Freeman Dyson (1923-2020) was a British-American theoretical physicist, mathematician, and statistician, who became well-known for his work in quantum field theory, astrophysics, nuclear physics, and other areas.
In 1979 he published a book titled Disturbing The Universe, where he shared an experience he had as a child which was life-changing.
Like everybody else at that time [1938, the year before World War II began in Europe, when Dyson was 15], I worried a great deal about the approaching war. I was not concerned about winning it or losing it. It seemed then that there was equally small chance that anything worth preserving would survive the war, whether we won it or lost it. The war was for me an unconditional evil. I was concerned only to do whatever I could to stop it from happening. And the only way to stop it was to change the hearts and minds of the warmakers on both sides. It was clear that only a radical change in their way of thinking could do the job…
Enlightenment came to me suddenly and unexpectedly one afternoon in March when I was walking up to the school notice board to see whether my name was on the list for tomorrow’s football game. I was not on the list. And in a blinding flash of inner light I saw the answer to both my problems, the problem of war and the problem of injustice. The answer was amazingly simple. I called it Cosmic Unity. Cosmic Unity said: There is only one of us. We are all the same person. I am you and I am Winston Churchill and Hitler and Gandhi and everybody. There is no problem of injustice because your sufferings are also mine. There will be no problem of war as soon as you understand that in killing me you are only killing yourself.
For some days I quietly worked out in my own mind the metaphysics of Cosmic Unity. The more I thought about it, the more convinced I became that it was the living truth. It was logically incontrovertible. It provided for the first time a firm foundation for ethics. It offered mankind the radical change of heart and mind that was our only hope of peace at a time of desperate danger. Only one small problem remained. I must find a way to convert the world to my way of thinking.
The work of conversion began slowly. I am not a good preacher. After I had expounded the new faith two or three times to my friends at school, I found it difficult to hold their attention. They were not anxious to hear more about it. They had a tendency to run away when they saw me coming. They were good-natured boys, and generally tolerant of eccentricity, but they were repelled by my tone of moral earnestness. When I preached at them I sounded too much like the headmaster. So in the end I made only two converts, one wholehearted and one half-hearted. Even the whole-hearted convert did not share in the work of preaching. He liked to keep his beliefs to himself. I, too, began to suspect that I lacked some of the essential qualities of a religious leader. Relativity was more in my line.
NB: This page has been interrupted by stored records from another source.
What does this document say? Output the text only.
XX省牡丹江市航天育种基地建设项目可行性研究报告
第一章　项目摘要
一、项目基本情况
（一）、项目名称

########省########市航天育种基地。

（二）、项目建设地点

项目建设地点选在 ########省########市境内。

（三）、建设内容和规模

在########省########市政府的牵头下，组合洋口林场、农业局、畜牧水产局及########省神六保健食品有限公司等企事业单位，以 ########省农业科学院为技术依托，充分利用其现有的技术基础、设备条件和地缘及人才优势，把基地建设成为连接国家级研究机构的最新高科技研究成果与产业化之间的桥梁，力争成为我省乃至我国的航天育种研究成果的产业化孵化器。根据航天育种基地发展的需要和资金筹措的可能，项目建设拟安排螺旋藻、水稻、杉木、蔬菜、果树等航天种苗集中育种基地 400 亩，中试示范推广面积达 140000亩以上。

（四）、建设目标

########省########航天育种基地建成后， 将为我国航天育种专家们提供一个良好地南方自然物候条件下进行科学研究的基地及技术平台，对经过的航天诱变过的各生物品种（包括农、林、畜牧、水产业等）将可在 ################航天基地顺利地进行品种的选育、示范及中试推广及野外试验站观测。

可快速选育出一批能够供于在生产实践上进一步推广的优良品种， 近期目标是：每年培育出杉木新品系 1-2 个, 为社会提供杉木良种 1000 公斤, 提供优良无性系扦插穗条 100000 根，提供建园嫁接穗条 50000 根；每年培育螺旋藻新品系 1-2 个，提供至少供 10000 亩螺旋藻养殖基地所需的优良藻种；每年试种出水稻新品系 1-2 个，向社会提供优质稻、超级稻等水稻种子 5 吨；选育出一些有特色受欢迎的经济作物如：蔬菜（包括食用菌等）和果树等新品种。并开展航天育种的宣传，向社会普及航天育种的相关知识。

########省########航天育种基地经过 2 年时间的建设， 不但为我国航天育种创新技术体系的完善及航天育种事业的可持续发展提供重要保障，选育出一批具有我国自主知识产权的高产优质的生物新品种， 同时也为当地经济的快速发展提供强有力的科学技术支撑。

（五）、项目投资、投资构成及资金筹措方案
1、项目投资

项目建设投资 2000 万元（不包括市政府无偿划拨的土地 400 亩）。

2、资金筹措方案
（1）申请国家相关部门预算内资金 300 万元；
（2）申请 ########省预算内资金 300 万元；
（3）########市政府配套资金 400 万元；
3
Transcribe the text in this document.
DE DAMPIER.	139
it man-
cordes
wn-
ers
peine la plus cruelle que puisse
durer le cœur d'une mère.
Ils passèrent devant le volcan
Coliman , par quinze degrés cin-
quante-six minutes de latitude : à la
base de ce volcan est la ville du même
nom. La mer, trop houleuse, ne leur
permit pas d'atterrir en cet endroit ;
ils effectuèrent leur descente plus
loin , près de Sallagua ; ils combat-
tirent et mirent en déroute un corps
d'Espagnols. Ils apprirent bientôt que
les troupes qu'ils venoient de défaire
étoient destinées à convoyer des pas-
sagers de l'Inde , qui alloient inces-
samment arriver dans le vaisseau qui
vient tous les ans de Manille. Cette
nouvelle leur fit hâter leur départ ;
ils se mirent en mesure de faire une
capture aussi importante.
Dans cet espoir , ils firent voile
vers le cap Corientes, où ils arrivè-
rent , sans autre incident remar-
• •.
After a few months I gave up trying to make converts.-Freeman Dyson, Disturbing The Universe
Just a year before his death, in 2019, he remarked in a letter, “Eighty years later, I look back on the ‘Cosmic Unity’ episode not as a youthful folly but as a lasting gift.”
For my Mormon friends, some similarities to Joseph Smith’s First Vision experience, and perhaps mystical experiences more generally, seem to be:
- He was young, about 14 or 15.
- He was worried, concerned, in a distressed state of mind.
- An experience suddenly came upon him that he was not expecting.
- He saw an inner light.
- The light was blinding in its brightness.
- He received answers to deep questions he had.
- He sensed a cosmic unity, oneness, or at-One-ment, a Holy (Wholly) One.
- This divinity seemed to speak to him and revealed ultimate truths about the nature of life and being.
- It seemed to reveal a Savior figure, an ultimate Self, an archetypal Human One, a oneness deep in humanity, whose realization saves us from the world’s problems, solving those problems.
- This One suffers for us all, being in all our sufferings, binding us together into shared suffering.
- The insightful vision seemed utterly and undeniably true, real, objective.
- It was the fundamental Source of all ethics, morals, Love.
- It said how we could repent (metanoia), or change our hearts and minds to realize ultimate Peace.
- He pondered the experience for days afterward.
- He felt called to share his experience with others, and help them also see its profound truth.
- But most others were not interested, and rejected him.
- The experience was life-changing, a gift of Grace.